Re: [Aperture-devel] extracting information for mbox

SourceForge Headquarters 225 Broadway Suite 1600 San Diego, CA 92101 +1 (858) 454-5900

Jose Gato Luis wrote:
> Qualipso is a project with many activities and work packages. In one of
> this packages, We need to extract information from several sources (svn,
> mailing list, web pages, forum, etc), all this information is going to
> define an ontology about an open source project. With this information,
> we could make different tools, like a semantic browser that could be
> useful for developers.

For some of these sources we have crawlers available.

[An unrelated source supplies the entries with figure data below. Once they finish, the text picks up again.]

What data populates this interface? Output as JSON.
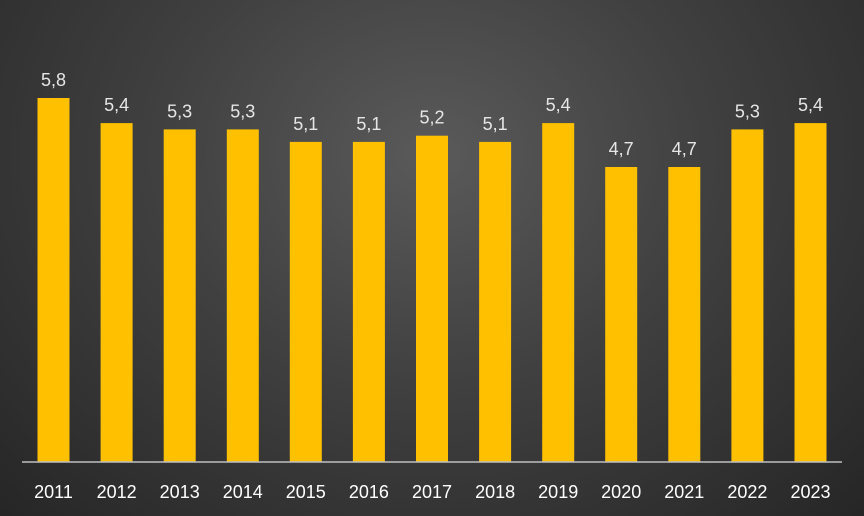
{
  "chart_data": {
    "type": "bar",
    "categories": [
      "2011",
      "2012",
      "2013",
      "2014",
      "2015",
      "2016",
      "2017",
      "2018",
      "2019",
      "2020",
      "2021",
      "2022",
      "2023"
    ],
    "values": [
      5.8,
      5.4,
      5.3,
      5.3,
      5.1,
      5.1,
      5.2,
      5.1,
      5.4,
      4.7,
      4.7,
      5.3,
      5.4
    ],
    "value_labels": [
      "5,8",
      "5,4",
      "5,3",
      "5,3",
      "5,1",
      "5,1",
      "5,2",
      "5,1",
      "5,4",
      "4,7",
      "4,7",
      "5,3",
      "5,4"
    ],
    "title": "",
    "xlabel": "",
    "ylabel": "",
    "ylim": [
      0,
      5.8
    ],
    "grid": false,
    "legend": "none",
    "colors": {
      "bar": "#FFC000",
      "label_text": "#E6E6E6",
      "tick_text": "#FFFFFF",
      "axis_line": "#BFBFBF"
    }
  }
}
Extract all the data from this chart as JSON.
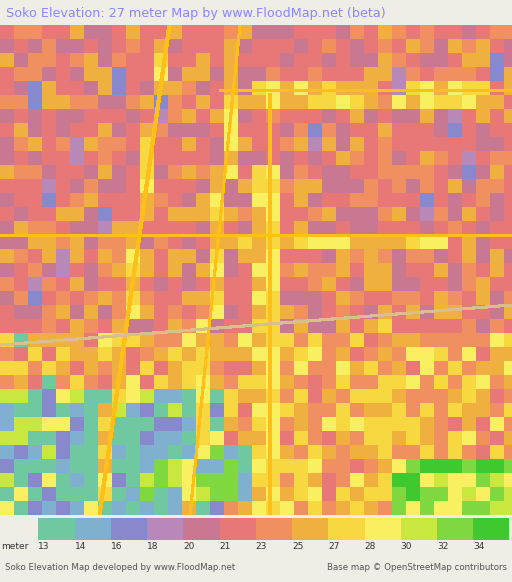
{
  "title": "Soko Elevation: 27 meter Map by www.FloodMap.net (beta)",
  "title_color": "#8888ff",
  "title_bg": "#f0ede8",
  "footer_left": "Soko Elevation Map developed by www.FloodMap.net",
  "footer_right": "Base map © OpenStreetMap contributors",
  "colorbar_labels": [
    "13",
    "14",
    "16",
    "18",
    "20",
    "21",
    "23",
    "25",
    "27",
    "28",
    "30",
    "32",
    "34"
  ],
  "colorbar_colors": [
    "#70c8a0",
    "#80b0d0",
    "#8888cc",
    "#b888b8",
    "#c87890",
    "#e87878",
    "#f09060",
    "#f0b040",
    "#f8d840",
    "#f8f060",
    "#c8e840",
    "#80d840",
    "#40c830"
  ],
  "map_bg": "#f0ece6",
  "block_size": 14
}
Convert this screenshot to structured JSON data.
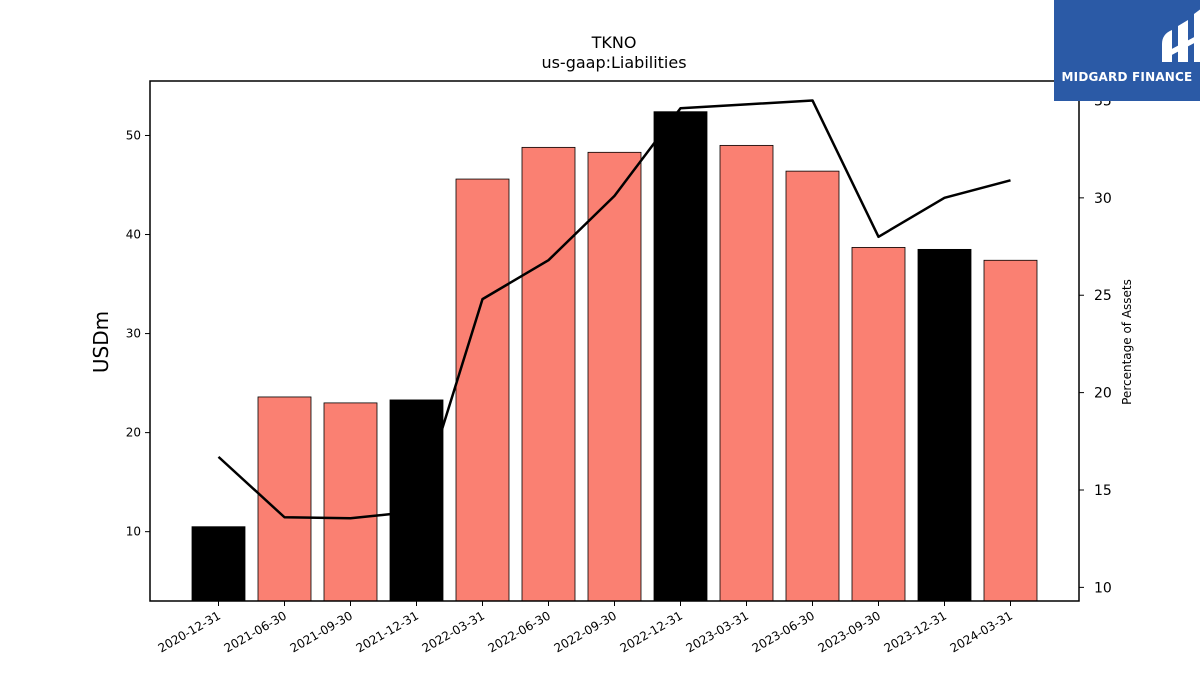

In the past I have played around with our WebCrawler, applying it to 
online forums. Turns out that you really, really want a dedicated forum 
crawler, one that is probably necessarily specific for certain forum 
software packages, e.d. phpBB. Such a crawler would create DataObjects 
representing individual posts and threads, rather than the pages they 
are presented in, know how to separate the real content from the 
navigation links generated by the software, knows how to prevent 
crawling of duplicate information (the same thread is presented in 
various ways, e.g. using different sorting criteria), skips the "report 
abuse" and other administrative pages, etc.

You may also want to take a look at http://simile.mit.edu/wiki/RDFizers, 
they have created and collected converters that create RDF 
representations of SVN, Jira, Javadoc, etc. Expect a wide range of 
technologies here though, e.d. Java, Python, shell scripts, etc. Ports 
of some of these to Java and to Aperture APIs would be a welcome addition :)

Regards,

Chris
--